The Itty Bitty Earthquake of Love



I have been blasting Rita Ora's "Your Song" for days now. The song made me realize: I was in love. And I am darn happy about it.

I know, I know I sound like a psychopath. The flow of my articles doesn't make sense. But listen, I lost my eyeglasses at the beach on Sunday. FYI, I am blind as a bat, and I lost it while just sitting around. Un-effing-believable.

Then I had to run home sobbing all the way from the theatre because a scene from a play reminded me of how the minority in Indonesia are treated. Those two showed how distracted I was about the Surabaya bombings.

F- yeah I'm gonna write about love instead.

And why not? When was the last time you were happy? The ideal answer would be you can't remember because it's just the norm to be happy, not because it has been far too long. Life shouldn't be that painful.

The thing is, we hold on to our pain and misery, yet not so much on our happiness. Which makes sense. Holding on to our pain allows us to be careful, to prevent ourselves from being hurt again.

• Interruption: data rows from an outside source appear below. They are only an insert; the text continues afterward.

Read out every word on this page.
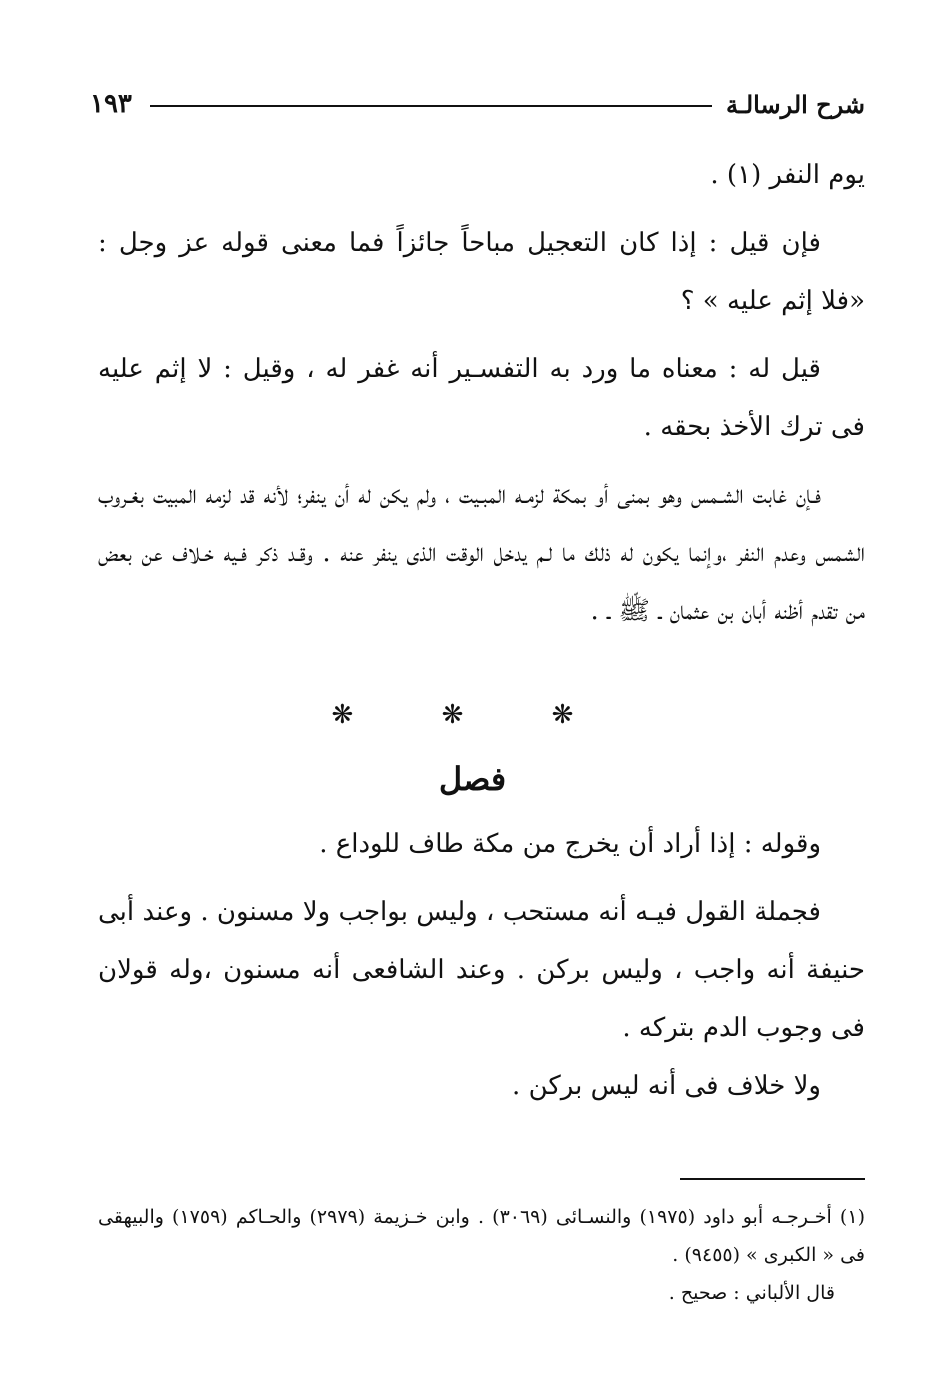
شرح الرسالـة
١٩٣

يوم النفر (١) .

فإن قيل : إذا كان التعجيل مباحاً جائزاً فما معنى قوله عز وجل : «فلا إثم عليه » ؟

قيل له : معناه ما ورد به التفسـير أنه غفر له ، وقيل : لا إثم عليه فى ترك الأخذ بحقه .

فـإن غابت الشـمس وهو بمنى أو بمكة لزمـه المبـيت ، ولم يكن له أن ينفر؛ لأنه قد لزمه المبيت بغـروب الشمس وعدم النفر ،وإنما يكون له ذلك ما لـم يدخل الوقت الذى ينفر عنه . وقـد ذكر فـيه خـلاف عن بعض من تقدم أظنه أبان بن عثمان ـ ﷺ ـ .

❋ ❋ ❋
فصل

وقوله : إذا أراد أن يخرج من مكة طاف للوداع .

فجملة القول فيـه أنه مستحب ، وليس بواجب ولا مسنون . وعند أبى حنيفة أنه واجب ، وليس بركن . وعند الشافعى أنه مسنون ،وله قولان فى وجوب الدم بتركه .

ولا خلاف فى أنه ليس بركن .

(١) أخـرجـه أبو داود (١٩٧٥) والنسـائى (٣٠٦٩) . وابن خـزيمة (٢٩٧٩) والحـاكم (١٧٥٩) والبيهقى فى « الكبرى » (٩٤٥٥) .

قال الألباني : صحيح .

Happiness, on the other hand, only make us feel more inadequate, especially when we can't be as happy as we were before. To say "I want to be happy again" takes balls, because happiness is not an easy feat.

But it is so rewarding.

I don't want to be stuck on how he's not in my life anymore. I want to remember the kisses we shared by the waterways. I want to remember his gentle breathing when he fell asleep in my arms. I want to remember his smiles and laughter.

I don't want to be stuck thinking I should have known better. I did. Yet I took the plunge. The big grin on my face when he texted me was worth it. The many things we did together was worth it. Falling asleep next to him on the couch was worth it.

I know I'm totally Taylor Swift-ing right now. Always. Because I don't want to forget. I want to remember the grief because it helped me to move forward. But I also want to remember the happiness, the excitement, the love.

Yes. It was love. Just like an itty bitty earthquake is still called an earthquake, I don't see why love has to be earth-shattering to be called love. Nor does it owe any explanation "I love that person because..."

Sometimes you ended up in love with a person, even when you tried not to [Ahem. Guilty as charged]. It's okay. Even when it fell through, you still get to taste Love. And that's awesome. Love is amazing and to experience it is always a privilege.

In this world full of pain and misery, let love flows like a steady stream. Walk towards it to find salvation, to drink from its endless flow. When you can't find any, keep looking. When you found it, carry some for your fellow travelers.

I have been blessed with love. The tokens of love I give and receive are everywhere around me. How does it make me feel? Grateful. Strong. Hopeful. For I have seen the best in human, and I know we can achieve so much more.

So go out there and fall in love. Enjoy the first kisses, the weakened knees, the butterflies in your stomach. Enjoy the feeling of how heavenly and fitting everything seemed. Enjoy the greatest gift humans are bestowed with: Love.